Harry Reid gets it:
We are in session, if necessary, up to January 5th. That is the clock our Republican colleagues need to run out. It's a long clock.
He can only pass things (barring a successful bluff to go nuclear, which is highly unlikely at this point) if he has 60 votes (and more for START), and he can only pass as many things as he can pack in to the space available. But if his statement today is for real, then he's not going to leave anything on the table.
I should note that this is a strong contrast with the way Reid and the Democrats dealt with the Scott Brown election at the beginning of the year. That time, the Dems showed no urgency at all. Yes, it probably would have been tough to get back and finish health care reform before Brown was sworn in. But they certainly could have used what time they had remaining with 60 votes to push through one or two of the more controversial nominations (or, perhaps, a whole bunch of less controversial nominations). Or, they could have taken care of one or two relatively minor pieces of legislation.
Instead, Democrats seemingly were intimidated by GOP efforts to call such things unfair.
Or, perhaps, they just didn't get why action was urgent if they wanted to pass as much of their agenda as possible.
This time, it's completely different. Recall that Republicans did raise a ruckus back in October about the lame duck session being somehow illegitimate. It isn't -- but Republicans have a much better case now than they did in January, when they had all of exactly one Congressional election to point to (and, at that point, the Democrats had been winning special elections fairly frequently). And then there were this week's complaints about Christmas and something or another. And how did Harry Reid, Nancy Pelosi, and Barack Obama react to these complaints this time around? They've simply ignored them, and got on with their business.

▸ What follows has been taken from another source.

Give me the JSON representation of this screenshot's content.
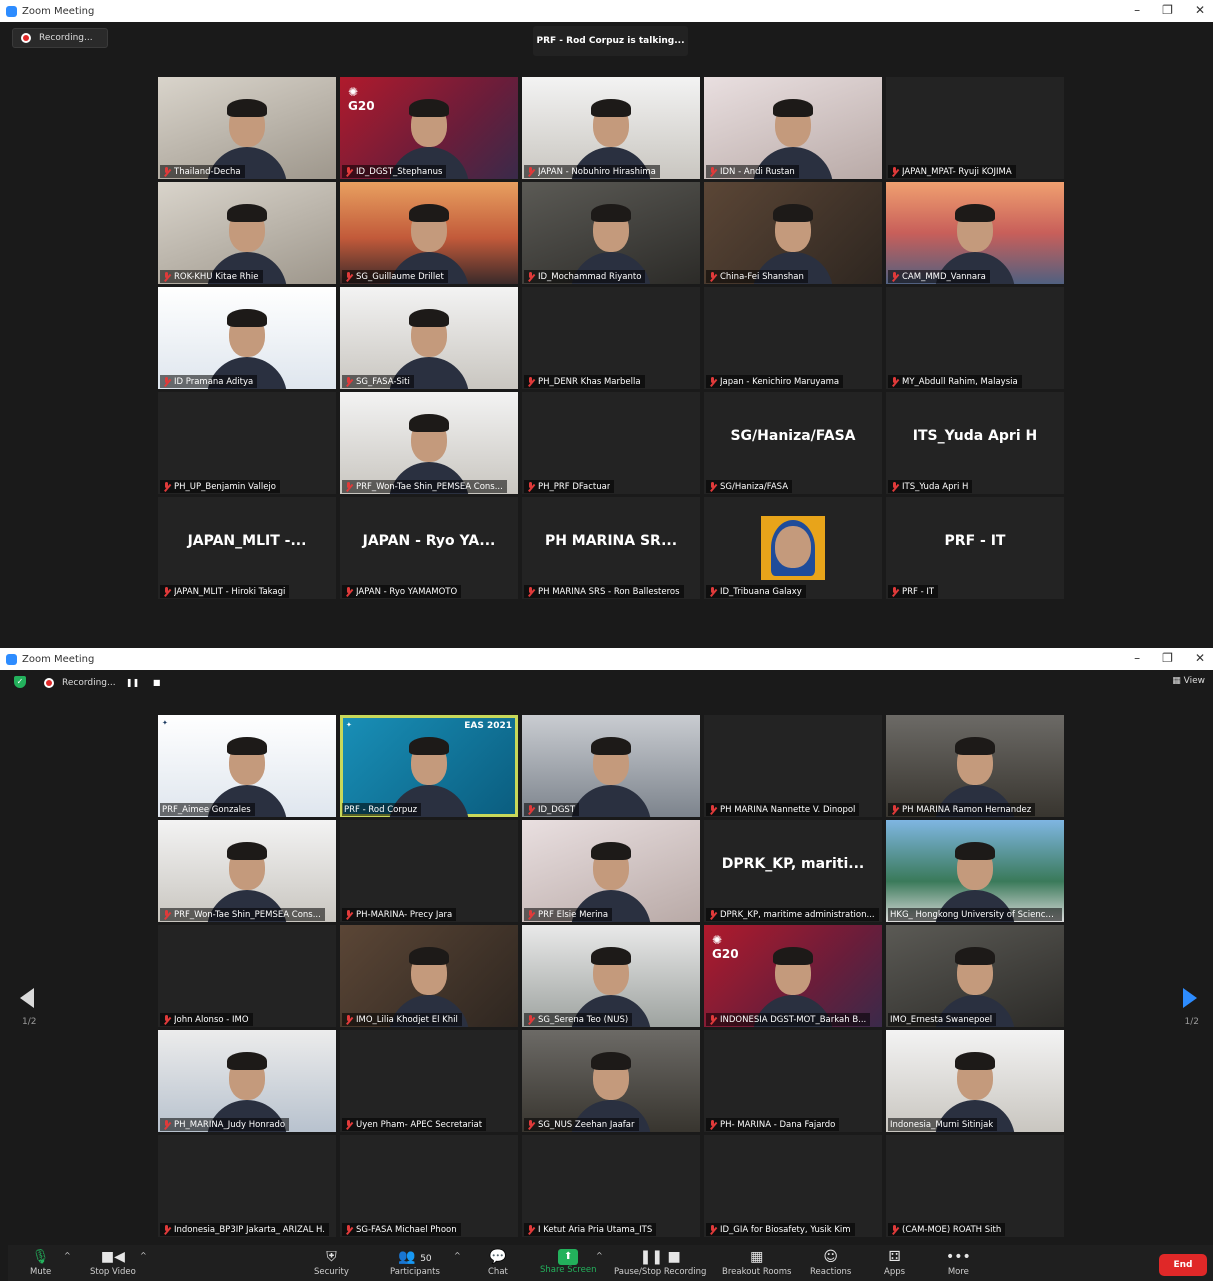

By the way, I do wonder whether GOP over-the-top obstruction this week (that is, the threats to force full readings of bills) along with the completely ridiculous Christmas whining might have combined to help Reid convince the Democrats to stick around.

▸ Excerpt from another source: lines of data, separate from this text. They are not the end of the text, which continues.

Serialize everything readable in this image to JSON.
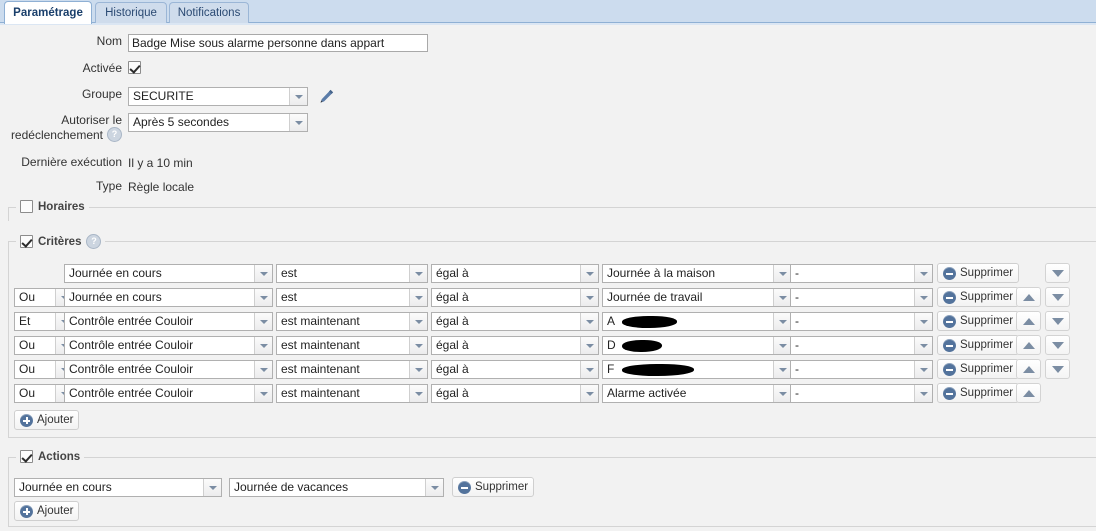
{
  "tabs": [
    {
      "label": "Paramétrage",
      "active": true
    },
    {
      "label": "Historique",
      "active": false
    },
    {
      "label": "Notifications",
      "active": false
    }
  ],
  "form": {
    "nom_label": "Nom",
    "nom_value": "Badge Mise sous alarme personne dans appart",
    "activee_label": "Activée",
    "activee_checked": true,
    "groupe_label": "Groupe",
    "groupe_value": "SECURITE",
    "edit_icon": "pencil-icon",
    "retrigger_label_line1": "Autoriser le",
    "retrigger_label_line2": "redéclenchement",
    "retrigger_value": "Après 5 secondes",
    "help_icon": "help-icon",
    "last_exec_label": "Dernière exécution",
    "last_exec_value": "Il y a 10 min",
    "type_label": "Type",
    "type_value": "Règle locale"
  },
  "horaires": {
    "legend": "Horaires",
    "checked": false
  },
  "criteres": {
    "legend": "Critères",
    "checked": true,
    "help_icon": "help-icon",
    "add_label": "Ajouter",
    "delete_label": "Supprimer",
    "rows": [
      {
        "logic": "",
        "subject": "Journée en cours",
        "operator": "est",
        "comparator": "égal à",
        "value": "Journée à la maison",
        "extra": "-",
        "redacted": false,
        "up": false,
        "down": true
      },
      {
        "logic": "Ou",
        "subject": "Journée en cours",
        "operator": "est",
        "comparator": "égal à",
        "value": "Journée de travail",
        "extra": "-",
        "redacted": false,
        "up": true,
        "down": true
      },
      {
        "logic": "Et",
        "subject": "Contrôle entrée Couloir",
        "operator": "est maintenant",
        "comparator": "égal à",
        "value": "A",
        "extra": "-",
        "redacted": true,
        "up": true,
        "down": true
      },
      {
        "logic": "Ou",
        "subject": "Contrôle entrée Couloir",
        "operator": "est maintenant",
        "comparator": "égal à",
        "value": "D",
        "extra": "-",
        "redacted": true,
        "up": true,
        "down": true
      },
      {
        "logic": "Ou",
        "subject": "Contrôle entrée Couloir",
        "operator": "est maintenant",
        "comparator": "égal à",
        "value": "F",
        "extra": "-",
        "redacted": true,
        "up": true,
        "down": true
      },
      {
        "logic": "Ou",
        "subject": "Contrôle entrée Couloir",
        "operator": "est maintenant",
        "comparator": "égal à",
        "value": "Alarme activée",
        "extra": "-",
        "redacted": false,
        "up": true,
        "down": false
      }
    ]
  },
  "actions": {
    "legend": "Actions",
    "checked": true,
    "add_label": "Ajouter",
    "delete_label": "Supprimer",
    "rows": [
      {
        "target": "Journée en cours",
        "value": "Journée de vacances"
      }
    ]
  }
}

Now, we still don't know what exactly can get through the Senate at the end of the day. But Democrats should breath a sign of relief that Harry Reid isn't going to give up in the early afternoon; he's saying, as he should be, that he and the Democrats are going to sprint to the wire. The truth is that Senate Majority Leaders are a lot less influential than most people seem to think; Senate rules and practices emphasize the rights of individual Senators, and so the leaders often can do little more than co-ordinate, as opposed to the way that the Speaker of the House really leads. Even here, it's hard to say how much this is Reid's accomplishment, and how much it's just what his caucus wants. Either way, however, he's making the correct play, this time.